No front doméstico, a ata do Fed e falas de dirigentes indicaram que o banco central americano pode elevar os juros em setembro, o que fortaleceu o dólar globalmente. A CME Group mostrou que o mercado ampliou as apostas em um aperto monetário, com a crise no Irã adicionando pressão inflacionária via petróleo.

No Brasil, as taxas dos contratos de Depósito Interbancário (DI) subiram, refletindo tanto o cenário externo quanto o noticiário político local. A preocupação com a greve dos caminhoneiros, anunciada para os próximos dias, também pesou sobre os ativos brasileiros.

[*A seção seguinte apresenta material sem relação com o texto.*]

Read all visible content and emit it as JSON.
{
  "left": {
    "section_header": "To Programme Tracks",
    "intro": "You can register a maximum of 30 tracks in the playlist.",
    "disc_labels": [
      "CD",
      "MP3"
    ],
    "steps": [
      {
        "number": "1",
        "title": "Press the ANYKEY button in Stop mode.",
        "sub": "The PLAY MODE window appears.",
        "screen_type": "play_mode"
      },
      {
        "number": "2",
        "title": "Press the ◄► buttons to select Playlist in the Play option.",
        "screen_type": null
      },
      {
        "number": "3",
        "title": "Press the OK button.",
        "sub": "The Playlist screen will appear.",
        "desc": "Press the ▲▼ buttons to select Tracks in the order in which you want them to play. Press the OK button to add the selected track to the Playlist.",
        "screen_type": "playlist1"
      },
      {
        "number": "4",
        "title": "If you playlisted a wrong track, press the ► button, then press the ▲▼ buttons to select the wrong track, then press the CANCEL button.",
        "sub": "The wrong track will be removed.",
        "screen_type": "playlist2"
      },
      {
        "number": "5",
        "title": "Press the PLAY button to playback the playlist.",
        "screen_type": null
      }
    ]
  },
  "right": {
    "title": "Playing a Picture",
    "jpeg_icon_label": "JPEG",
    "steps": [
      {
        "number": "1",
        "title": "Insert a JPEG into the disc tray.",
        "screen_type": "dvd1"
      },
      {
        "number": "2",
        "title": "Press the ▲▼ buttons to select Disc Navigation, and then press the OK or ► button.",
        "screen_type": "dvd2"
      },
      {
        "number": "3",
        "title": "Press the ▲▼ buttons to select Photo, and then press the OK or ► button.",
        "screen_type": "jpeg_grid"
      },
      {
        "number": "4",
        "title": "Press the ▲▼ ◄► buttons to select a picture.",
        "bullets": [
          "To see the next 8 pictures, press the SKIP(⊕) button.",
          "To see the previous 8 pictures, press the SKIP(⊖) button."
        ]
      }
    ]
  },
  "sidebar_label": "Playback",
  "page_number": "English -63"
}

Dólar forte e impactos nos investimentos

Com o dólar em alta, investidores buscam proteção em ativos atrelados à moeda americana. A XP Investimentos mantém otimismo com o PIB brasileiro, mas prevê o dólar a R$ 5,00 no curto prazo. Para o segundo semestre, recomenda-se ajustar o portfólio com exposição a renda fixa pós-fixada e ativos que se beneficiam do câmbio.

O alívio com a inflação, que vinha dando suporte ao mercado, foi ofuscado pela tensão geopolítica. A dúvida agora é qual fator prevalecerá para o Ibovespa e o dólar nas próximas sessões.